Did somebody order a spaghetti western with extra cheese?
We take every opportunity we can to show you the work of Renato Casaro, even when it's used to promote a movie as bad as Carogne si nasce. Casaro painted a lot of spaghetti western posters but this one is a bit more intense than most. There's a reason for that—the character he painted was intense. The movie is known in English as Cry of Death, and it deals with conflict that erupts between squatters and ranchers in fictional Houstonville, Texas, and the marshal—Glenn Saxson—who first tries to stay out of it, but later chooses a side when he realizes that inside the land rights struggle is a deeper problem regarding someone's secret past and corruption amongst the town bigwigs.
This is one cheap-ass movie. The budget is exemplified by a barroom brawl during which a character is shoved through a cardboard wall. Every castmember is a b-level actor at best. And the script—don't even bring up the script. It's like it was accidentally shot full of holes during one of the gunfights. But we'll give this cheeseball movie one thing—the main bad guy is amazing.

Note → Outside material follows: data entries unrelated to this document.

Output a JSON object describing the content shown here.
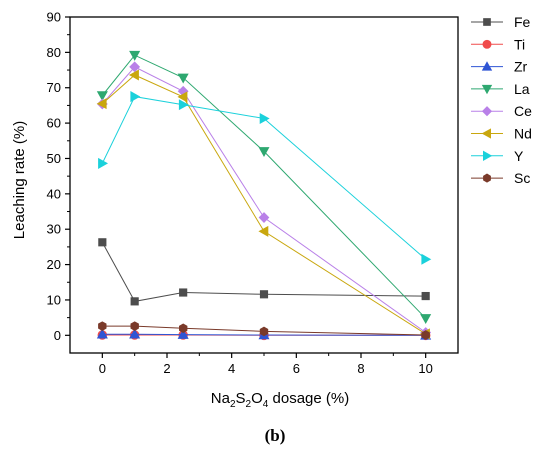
{
  "caption": "(b)",
  "chart_data": {
    "type": "line",
    "title": "",
    "xlabel_parts": [
      {
        "t": "Na",
        "sub": false
      },
      {
        "t": "2",
        "sub": true
      },
      {
        "t": "S",
        "sub": false
      },
      {
        "t": "2",
        "sub": true
      },
      {
        "t": "O",
        "sub": false
      },
      {
        "t": "4",
        "sub": true
      },
      {
        "t": " dosage (%)",
        "sub": false
      }
    ],
    "ylabel": "Leaching rate (%)",
    "xlim": [
      -1,
      11
    ],
    "ylim": [
      -5,
      90
    ],
    "xticks": [
      0,
      2,
      4,
      6,
      8,
      10
    ],
    "yticks": [
      0,
      10,
      20,
      30,
      40,
      50,
      60,
      70,
      80,
      90
    ],
    "grid": false,
    "legend_position": "top-right outside",
    "x": [
      0,
      1,
      2.5,
      5,
      10
    ],
    "series": [
      {
        "name": "Fe",
        "color": "#4d4d4d",
        "marker": "square",
        "values": [
          26.3,
          9.6,
          12.1,
          11.6,
          11.1
        ]
      },
      {
        "name": "Ti",
        "color": "#f04b4b",
        "marker": "circle",
        "values": [
          0.1,
          0.1,
          0.1,
          0.0,
          0.0
        ]
      },
      {
        "name": "Zr",
        "color": "#2f55d4",
        "marker": "triangle-up",
        "values": [
          0.3,
          0.3,
          0.2,
          0.1,
          0.0
        ]
      },
      {
        "name": "La",
        "color": "#2ea870",
        "marker": "triangle-down",
        "values": [
          67.8,
          79.2,
          72.8,
          52.0,
          4.8
        ]
      },
      {
        "name": "Ce",
        "color": "#b980e8",
        "marker": "diamond",
        "values": [
          65.4,
          75.9,
          69.0,
          33.3,
          0.8
        ]
      },
      {
        "name": "Nd",
        "color": "#c9a70e",
        "marker": "triangle-left",
        "values": [
          65.5,
          73.6,
          67.4,
          29.4,
          0.4
        ]
      },
      {
        "name": "Y",
        "color": "#1bd1db",
        "marker": "triangle-right",
        "values": [
          48.6,
          67.5,
          65.2,
          61.3,
          21.5
        ]
      },
      {
        "name": "Sc",
        "color": "#7a3a2a",
        "marker": "hexagon",
        "values": [
          2.6,
          2.6,
          2.0,
          1.1,
          0.1
        ]
      }
    ]
  }
}
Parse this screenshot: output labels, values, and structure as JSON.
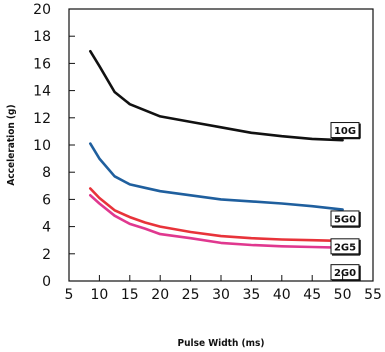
{
  "chart_data": {
    "type": "line",
    "title": "",
    "xlabel": "Pulse Width (ms)",
    "ylabel": "Acceleration (g)",
    "xlim": [
      5,
      55
    ],
    "ylim": [
      0,
      20
    ],
    "xticks": [
      5,
      10,
      15,
      20,
      25,
      30,
      35,
      40,
      45,
      50,
      55
    ],
    "yticks": [
      0,
      2,
      4,
      6,
      8,
      10,
      12,
      14,
      16,
      18,
      20
    ],
    "grid": false,
    "series": [
      {
        "name": "10G",
        "color": "#111111",
        "points": [
          [
            8.5,
            16.9
          ],
          [
            10,
            15.8
          ],
          [
            12.5,
            13.9
          ],
          [
            15,
            13.0
          ],
          [
            20,
            12.1
          ],
          [
            25,
            11.7
          ],
          [
            30,
            11.3
          ],
          [
            35,
            10.9
          ],
          [
            40,
            10.65
          ],
          [
            45,
            10.45
          ],
          [
            50,
            10.35
          ]
        ]
      },
      {
        "name": "5G0",
        "color": "#1f5f9e",
        "points": [
          [
            8.5,
            10.1
          ],
          [
            10,
            9.0
          ],
          [
            12.5,
            7.7
          ],
          [
            15,
            7.1
          ],
          [
            17.5,
            6.85
          ],
          [
            20,
            6.6
          ],
          [
            25,
            6.3
          ],
          [
            30,
            6.0
          ],
          [
            35,
            5.85
          ],
          [
            40,
            5.7
          ],
          [
            45,
            5.5
          ],
          [
            50,
            5.25
          ]
        ]
      },
      {
        "name": "2G5",
        "color": "#e8333a",
        "points": [
          [
            8.5,
            6.8
          ],
          [
            10,
            6.1
          ],
          [
            12.5,
            5.2
          ],
          [
            15,
            4.7
          ],
          [
            17.5,
            4.3
          ],
          [
            20,
            4.0
          ],
          [
            25,
            3.6
          ],
          [
            30,
            3.3
          ],
          [
            35,
            3.15
          ],
          [
            40,
            3.05
          ],
          [
            45,
            3.0
          ],
          [
            50,
            2.95
          ]
        ]
      },
      {
        "name": "2G0",
        "color": "#e0388f",
        "points": [
          [
            8.5,
            6.3
          ],
          [
            10,
            5.7
          ],
          [
            12.5,
            4.8
          ],
          [
            15,
            4.2
          ],
          [
            17.5,
            3.85
          ],
          [
            20,
            3.45
          ],
          [
            25,
            3.15
          ],
          [
            30,
            2.8
          ],
          [
            35,
            2.65
          ],
          [
            40,
            2.55
          ],
          [
            45,
            2.5
          ],
          [
            50,
            2.45
          ]
        ]
      }
    ],
    "series_labels": [
      {
        "text": "10G",
        "anchor_y": 11.1
      },
      {
        "text": "5G0",
        "anchor_y": 4.6
      },
      {
        "text": "2G5",
        "anchor_y": 2.55
      },
      {
        "text": "2G0",
        "anchor_y": 0.65
      }
    ]
  }
}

He's played by ex-bodybuilder Gordon Mitchell, and he looks like a demon wearing bronzer. Spaghetti western producers were good at casting villains, and Mitchell fits the tradition with a capital V. Otherwise, this flick—even with its final act twist—is nowheresville. Carogne si nasce premiered in Italy today in 1968
That's right. I'm the bad guy. You never guessed, did you? I'm pure evil, but I can smile winningly. See? Though I'm from hell and consume only souls, I can mimic human rituals such as drinking beer. But I don't mimic swallowing it. My master should serve this pisswater to the thirsty wretches in his realm.

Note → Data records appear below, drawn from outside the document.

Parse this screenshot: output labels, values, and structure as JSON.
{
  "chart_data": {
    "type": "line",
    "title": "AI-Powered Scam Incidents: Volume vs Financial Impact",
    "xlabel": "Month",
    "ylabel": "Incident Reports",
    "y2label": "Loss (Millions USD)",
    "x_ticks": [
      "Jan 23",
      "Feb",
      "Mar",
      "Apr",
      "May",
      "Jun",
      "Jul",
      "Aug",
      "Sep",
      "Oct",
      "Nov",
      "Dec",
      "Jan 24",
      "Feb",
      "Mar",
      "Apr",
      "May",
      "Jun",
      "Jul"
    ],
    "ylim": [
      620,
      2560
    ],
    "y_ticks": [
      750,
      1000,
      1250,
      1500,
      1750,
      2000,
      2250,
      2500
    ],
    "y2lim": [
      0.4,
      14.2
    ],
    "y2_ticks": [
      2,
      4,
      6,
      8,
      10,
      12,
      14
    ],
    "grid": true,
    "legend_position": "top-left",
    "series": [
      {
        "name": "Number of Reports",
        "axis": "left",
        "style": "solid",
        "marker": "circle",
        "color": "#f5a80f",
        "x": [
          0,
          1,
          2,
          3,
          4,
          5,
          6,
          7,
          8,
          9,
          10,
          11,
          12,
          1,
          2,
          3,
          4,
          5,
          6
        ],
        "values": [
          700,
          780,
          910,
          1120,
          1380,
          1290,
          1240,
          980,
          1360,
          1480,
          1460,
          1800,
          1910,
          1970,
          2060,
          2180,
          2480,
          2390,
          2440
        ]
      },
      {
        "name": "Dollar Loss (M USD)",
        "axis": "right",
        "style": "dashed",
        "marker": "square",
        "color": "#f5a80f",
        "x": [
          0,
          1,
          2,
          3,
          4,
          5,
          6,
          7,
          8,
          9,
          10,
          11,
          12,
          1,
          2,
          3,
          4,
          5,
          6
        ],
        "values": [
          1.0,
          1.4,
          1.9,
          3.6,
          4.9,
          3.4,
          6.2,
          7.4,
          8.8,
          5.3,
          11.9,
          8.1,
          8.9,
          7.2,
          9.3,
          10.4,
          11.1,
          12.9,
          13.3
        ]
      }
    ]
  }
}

The first step in any investigation is to get your translations right.
Dagli archivi della polizia criminale, which premiered in Italy today in 1973, falls into the category of Italian cinema known as poliziottesco. Apparently, this never had a U.S. release, since it lacks an English title, but the Italian title translates as “from the criminal police archives.” Sounds pretty straightforward. We gave it a watch and it's an incredibly cheesy thriller about the chase for microfilm containing information that could smash a Tunisian drug ring. The cops had it at one point, but the chief inspector stored it in the largest but least safe safe in town and it was immediately stolen by an opportunistic officer with predatory capitalist tendencies. Now the police are looking for him, the crooks are looking for him, and both the cops and robbers are taking bullets and beatings all over the place. The movie stars Edmund Purdom, a prolific but somewhat unknown actor, and has a supporting cast featuring Cleofe Del Cile, Sergio Ciani, Miriam Alex as an investigative journalist, bodybuilder Gordon Mitchell, and bodybuilt Zula, who does a nude dance number in what's supposed to be a Tunisian nightclub.

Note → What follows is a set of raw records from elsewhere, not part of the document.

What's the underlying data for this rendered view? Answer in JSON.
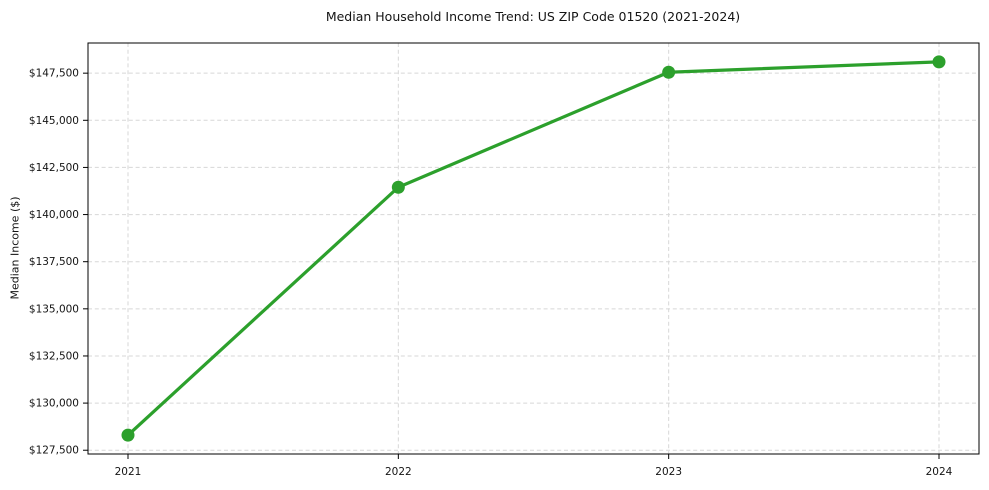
{
  "chart_data": {
    "type": "line",
    "title": "Median Household Income Trend: US ZIP Code 01520 (2021-2024)",
    "xlabel": "",
    "ylabel": "Median Income ($)",
    "x": [
      "2021",
      "2022",
      "2023",
      "2024"
    ],
    "series": [
      {
        "name": "Median Household Income",
        "values": [
          128300,
          141450,
          147550,
          148100
        ]
      }
    ],
    "ylim": [
      127300,
      149100
    ],
    "yticks": [
      127500,
      130000,
      132500,
      135000,
      137500,
      140000,
      142500,
      145000,
      147500
    ],
    "ytick_labels": [
      "$127,500",
      "$130,000",
      "$132,500",
      "$135,000",
      "$137,500",
      "$140,000",
      "$142,500",
      "$145,000",
      "$147,500"
    ],
    "xtick_labels": [
      "2021",
      "2022",
      "2023",
      "2024"
    ],
    "grid": true,
    "grid_style": "dashed",
    "legend": false,
    "marker": "circle"
  },
  "colors": {
    "background": "#ffffff",
    "line": "#2ca02c",
    "marker": "#2ca02c",
    "grid": "#d7d7d7",
    "axis": "#000000",
    "text": "#141414"
  }
}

While Zula is a highlight, this production resides squarely in the atrocious category, and that's even without the disastrous English subtitles that were on the version we saw. A digression: back when we lived in Guatemala, Patrick Swayze's Road House would come on television occasionally. No idea why. The movie had been in cinemas more than a decade earlier. We guess Guatemaltecos loved Swayze's balletic moves and winning smile. Anyway, at one point Sam Elliot describes how dumb the clientele at his bar is, and tells Swayze, “This place has a sign hangin' over the urinal that says, 'Don't eat the big white mint.'” But whoever did the subtitles didn't hear “mint.” The translation they decided on was, “No te comas los grandes hombres blancos”—“Don't eat the big white men.” See what a difference that makes? And the movie was broadcast that way over and over, no correction ever made. The point is subtitles really matter. Dagli archivi della polizia criminale had really bad ones. A sampling below:
There's a gym for boxing in the nearby. In order to not get caught our men will wear some sweaters.
Look at him carefully, you have to do an oddjob on the side.
This time it's all my credit. Let me be thanked for compliments.
Don't be scared. I'm the best Teddy Webb's friend.
Miriam Alex: What sort of journalist would I be if I didn't pry into others' business? Ed Purdom: There's nothing to discover inside my business.
We did nothing but breaking his bones. If you resist the worse will happen.
What are we waiting to gun for him?
Maybe they even take offence it.
The seeing this was been the worse ever.*
*Actually, we made that one up. Don't watch this movie. It's really bad.